During the Holocaust, the Nazis, their allies, and collaborators systematically robbed millions of Jews of every possession from their homes and businesses, as well as property belonging to Jewish communities throughout Europe.  Each item represented a cherished memory, a loved one, a childhood cut short, a lifetime of labour – generations of history – people’s lives that were taken.  The #MyPropertyStory: The Next Generations social media campaign will focus on survivors and their descendants and their connection to their family history before and after the Shoah.

WJRO has created customized videos with interviews of two daughters and a son of Holocaust survivors who share their own journey of what has connected them to their family history. These videos can be used by anyone for reposting through this link.

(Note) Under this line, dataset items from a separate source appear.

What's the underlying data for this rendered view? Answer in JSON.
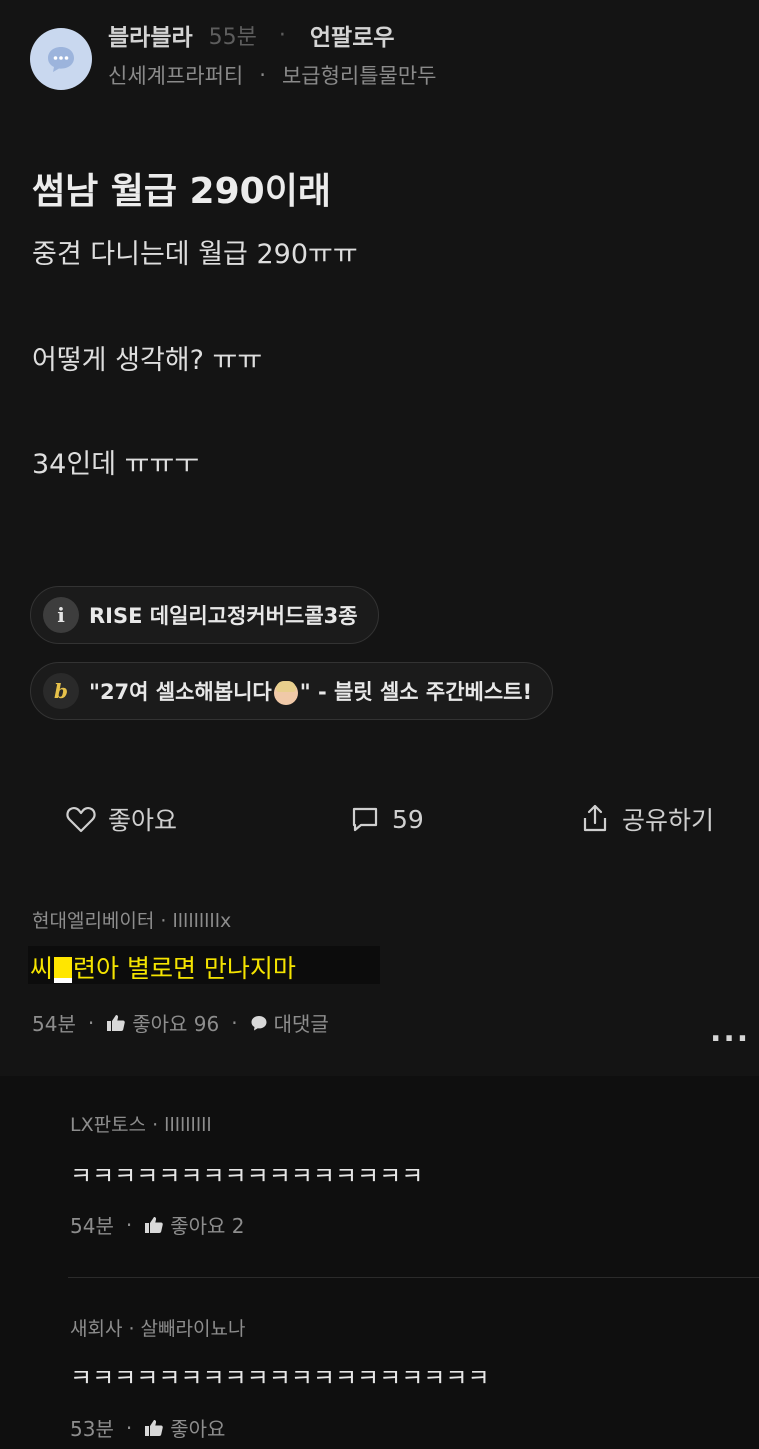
{
  "header": {
    "author": "블라블라",
    "time": "55분",
    "dot": "·",
    "follow_label": "언팔로우",
    "company": "신세계프라퍼티",
    "separator": "·",
    "nickname": "보급형리틀물만두"
  },
  "post": {
    "title": "썸남 월급 290이래",
    "lines": [
      "중견 다니는데 월급 290ㅠㅠ",
      "어떻게 생각해? ㅠㅠ",
      "34인데 ㅠㅠㅜ"
    ]
  },
  "chips": [
    {
      "icon": "i",
      "text": "RISE 데일리고정커버드콜3종"
    },
    {
      "icon": "b",
      "text_before": "\"27여 셀소해봅니다",
      "text_after": "\" - 블릿 셀소 주간베스트!"
    }
  ],
  "actions": {
    "like_label": "좋아요",
    "comment_count": "59",
    "share_label": "공유하기"
  },
  "comments": [
    {
      "meta": "현대엘리베이터 · lllllllllx",
      "text_before": "씨",
      "text_after": "련아 별로면 만나지마",
      "time": "54분",
      "dot": "·",
      "likes": "좋아요 96",
      "reply_label": "대댓글",
      "more": "..."
    }
  ],
  "replies": [
    {
      "meta": "LX판토스 · lllllllll",
      "text": "ㅋㅋㅋㅋㅋㅋㅋㅋㅋㅋㅋㅋㅋㅋㅋㅋ",
      "time": "54분",
      "dot": "·",
      "likes": "좋아요 2"
    },
    {
      "meta": "새회사 · 살빼라이뇨나",
      "text": "ㅋㅋㅋㅋㅋㅋㅋㅋㅋㅋㅋㅋㅋㅋㅋㅋㅋㅋㅋ",
      "time": "53분",
      "dot": "·",
      "likes": "좋아요"
    }
  ],
  "colors": {
    "background": "#141414",
    "highlight_text": "#f5e400",
    "avatar": "#c9d8ef"
  }
}
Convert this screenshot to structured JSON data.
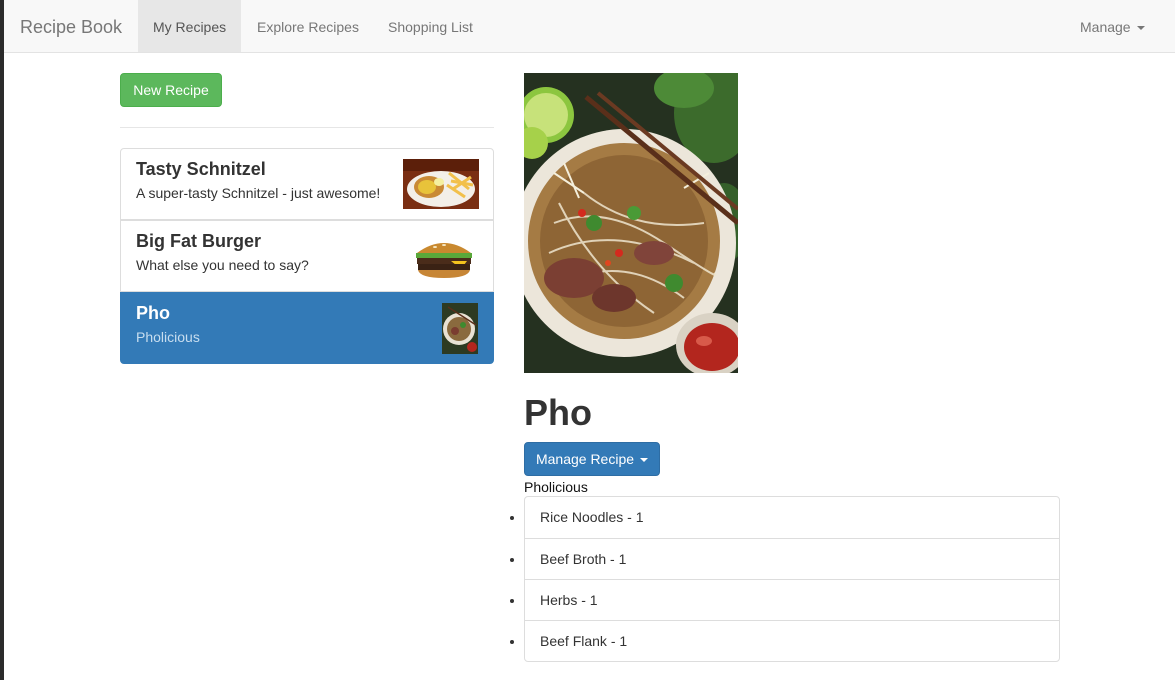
{
  "navbar": {
    "brand": "Recipe Book",
    "tabs": [
      {
        "label": "My Recipes",
        "active": true
      },
      {
        "label": "Explore Recipes",
        "active": false
      },
      {
        "label": "Shopping List",
        "active": false
      }
    ],
    "manage_label": "Manage"
  },
  "sidebar": {
    "new_recipe_label": "New Recipe",
    "recipes": [
      {
        "name": "Tasty Schnitzel",
        "description": "A super-tasty Schnitzel - just awesome!",
        "active": false,
        "image": "schnitzel-photo"
      },
      {
        "name": "Big Fat Burger",
        "description": "What else you need to say?",
        "active": false,
        "image": "burger-photo"
      },
      {
        "name": "Pho",
        "description": "Pholicious",
        "active": true,
        "image": "pho-photo"
      }
    ]
  },
  "detail": {
    "image": "pho-photo",
    "title": "Pho",
    "manage_label": "Manage Recipe",
    "description": "Pholicious",
    "ingredients": [
      "Rice Noodles - 1",
      "Beef Broth - 1",
      "Herbs - 1",
      "Beef Flank - 1"
    ]
  },
  "colors": {
    "primary": "#337ab7",
    "success": "#5cb85c",
    "navbar_bg": "#f8f8f8",
    "active_tab_bg": "#e7e7e7"
  }
}
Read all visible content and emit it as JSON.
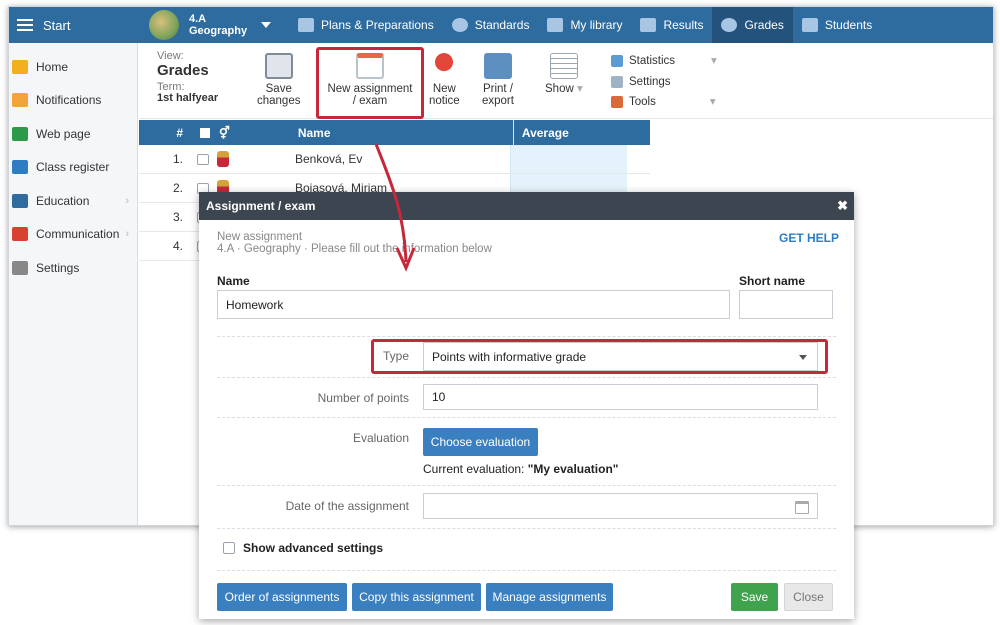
{
  "topbar": {
    "start_label": "Start",
    "class_name": "4.A",
    "subject": "Geography",
    "nav": [
      {
        "label": "Plans & Preparations",
        "icon": "folder-icon"
      },
      {
        "label": "Standards",
        "icon": "shield-icon"
      },
      {
        "label": "My library",
        "icon": "library-icon"
      },
      {
        "label": "Results",
        "icon": "bar-chart-icon"
      },
      {
        "label": "Grades",
        "icon": "grades-icon"
      },
      {
        "label": "Students",
        "icon": "students-icon"
      }
    ]
  },
  "sidebar": {
    "items": [
      {
        "label": "Home",
        "icon": "star-icon",
        "color": "#f2b01e"
      },
      {
        "label": "Notifications",
        "icon": "envelope-icon",
        "color": "#f2a33a"
      },
      {
        "label": "Web page",
        "icon": "house-icon",
        "color": "#2d9a4a"
      },
      {
        "label": "Class register",
        "icon": "register-icon",
        "color": "#2e7cc3"
      },
      {
        "label": "Education",
        "icon": "book-icon",
        "color": "#2e6b9e"
      },
      {
        "label": "Communication",
        "icon": "chat-icon",
        "color": "#d9412f"
      },
      {
        "label": "Settings",
        "icon": "gear-icon",
        "color": "#888888"
      }
    ]
  },
  "toolbar": {
    "view_label": "View:",
    "view_value": "Grades",
    "term_label": "Term:",
    "term_value": "1st halfyear",
    "save_l1": "Save",
    "save_l2": "changes",
    "new_l1": "New assignment",
    "new_l2": "/ exam",
    "notice_l1": "New",
    "notice_l2": "notice",
    "print_l1": "Print /",
    "print_l2": "export",
    "show_label": "Show",
    "statistics_label": "Statistics",
    "settings_label": "Settings",
    "tools_label": "Tools"
  },
  "grid": {
    "headers": {
      "num": "#",
      "name": "Name",
      "average": "Average"
    },
    "rows": [
      {
        "num": "1.",
        "name": "Benková, Ev"
      },
      {
        "num": "2.",
        "name": "Bojasová, Miriam"
      },
      {
        "num": "3.",
        "name": ""
      },
      {
        "num": "4.",
        "name": ""
      }
    ]
  },
  "modal": {
    "title": "Assignment / exam",
    "subtitle_1": "New assignment",
    "subtitle_2": "4.A · Geography · Please fill out the information below",
    "get_help": "GET HELP",
    "name_label": "Name",
    "name_value": "Homework",
    "short_name_label": "Short name",
    "short_name_value": "",
    "type_label": "Type",
    "type_value": "Points with informative grade",
    "points_label": "Number of points",
    "points_value": "10",
    "evaluation_label": "Evaluation",
    "choose_eval": "Choose evaluation",
    "current_eval_label": "Current evaluation:",
    "current_eval_value": "\"My evaluation\"",
    "date_label": "Date of the assignment",
    "date_value": "",
    "advanced_label": "Show advanced settings",
    "order_btn": "Order of assignments",
    "copy_btn": "Copy this assignment",
    "manage_btn": "Manage assignments",
    "save_btn": "Save",
    "close_btn": "Close"
  },
  "colors": {
    "accent": "#2e6b9e",
    "highlight": "#c6283a",
    "save": "#3fa34d"
  }
}
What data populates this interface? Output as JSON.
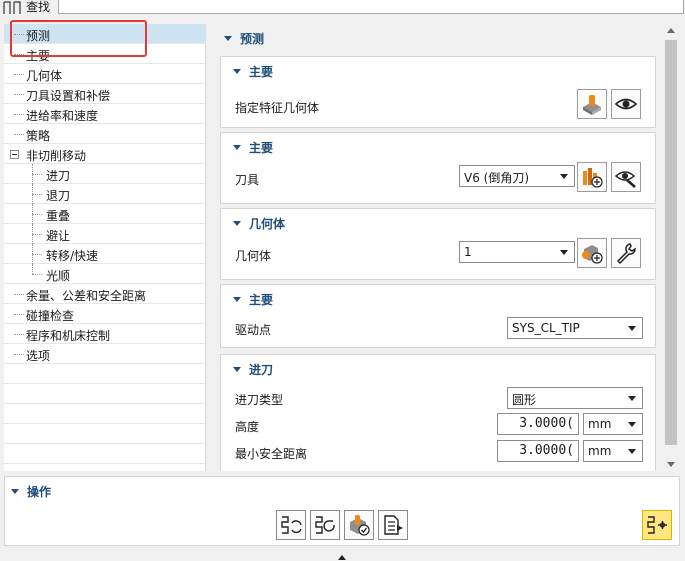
{
  "search": {
    "label": "查找",
    "value": ""
  },
  "tree": {
    "items": [
      {
        "label": "预测",
        "selected": true
      },
      {
        "label": "主要"
      },
      {
        "label": "几何体"
      },
      {
        "label": "刀具设置和补偿"
      },
      {
        "label": "进给率和速度"
      },
      {
        "label": "策略"
      },
      {
        "label": "非切削移动",
        "expanded": true
      },
      {
        "label": "进刀",
        "child": true
      },
      {
        "label": "退刀",
        "child": true
      },
      {
        "label": "重叠",
        "child": true
      },
      {
        "label": "避让",
        "child": true
      },
      {
        "label": "转移/快速",
        "child": true
      },
      {
        "label": "光顺",
        "child": true
      },
      {
        "label": "余量、公差和安全距离"
      },
      {
        "label": "碰撞检查"
      },
      {
        "label": "程序和机床控制"
      },
      {
        "label": "选项"
      }
    ]
  },
  "panel": {
    "header": "预测",
    "group1": {
      "title": "主要",
      "field_label": "指定特征几何体"
    },
    "group2": {
      "title": "主要",
      "field_label": "刀具",
      "combo_value": "V6 (倒角刀)"
    },
    "group3": {
      "title": "几何体",
      "field_label": "几何体",
      "combo_value": "1"
    },
    "group4": {
      "title": "主要",
      "field_label": "驱动点",
      "combo_value": "SYS_CL_TIP"
    },
    "group5": {
      "title": "进刀",
      "type_label": "进刀类型",
      "type_value": "圆形",
      "height_label": "高度",
      "height_value": "3.0000(",
      "height_unit": "mm",
      "min_clear_label": "最小安全距离",
      "min_clear_value": "3.0000(",
      "min_clear_unit": "mm"
    }
  },
  "actions": {
    "title": "操作"
  },
  "colors": {
    "header_blue": "#1f4e79",
    "selection": "#cfe4f3",
    "annotation_red": "#e53935",
    "highlight": "#ffe680"
  }
}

The #MyPropertyStory: The Next Generations interviews feature:

  • Lorraine Braun, daughter of Holocaust survivors, talks about the importance of connecting to her family’s ancestry. Her late mother would often tell stories about her life before the Holocaust and speak about her happy home and what it was like to have to abandon her home. In 2012, Lorraine travelled with her siblings, son, and extended family to Királyhelmec in the Czech Republic – the hometown of both her parents – to visit her mother’s home because she says: “We felt that it was our inheritance to try to take back some of that sense of joyfulness that existed in the house.”

 

 

  • In another video, Israeli Shoshana Greenberg, a daughter of a Holocaust survivor, who has worked tirelessly to get all the documentation to prove she was the rightful heir to her family’s property including a textile factory, travels to the home in Lodz, Poland and speaks about encountering resistance to her claims.  She says, “Despite all the efforts I made and everyone I turned to in court, my saga of recovering the property is at a standstill.”

  • The video of Israeli David Kotek shows him visiting an apartment building in Sosnowiec, Poland that belonged to his father and his aunt. It had been a family home, carpentry and factory. David expresses his excitement about visiting the home because he knew that after the war, his grandfather, father and aunt all came together in the same spot after being liberated from concentration camps.  Four years ago, David found out that the building was nationalized by the Communists.  He believes, “The restitution of property [in Poland] will be a historical justice and will bring Polish and Jewish people closer together.”

As the groundbreaking Justice for Uncompensated Survivors Today (JUST) Act report recently released by the US State Department makes clear, many European countries have not met their commitments on Holocaust-era property restitution.  The #MyPropertyStory campaign will help elevate the issue so that Holocaust survivors can seek a measure of justice during their lifetime.

Poland is the only country in the European Union that has not passed comprehensive legislation for restitution or compensation for private property taken during the Holocaust by the Nazis and/or subsequently nationalized by the Communists.

The Holocaust was not only the murder of six million Jews but the biggest theft in human history.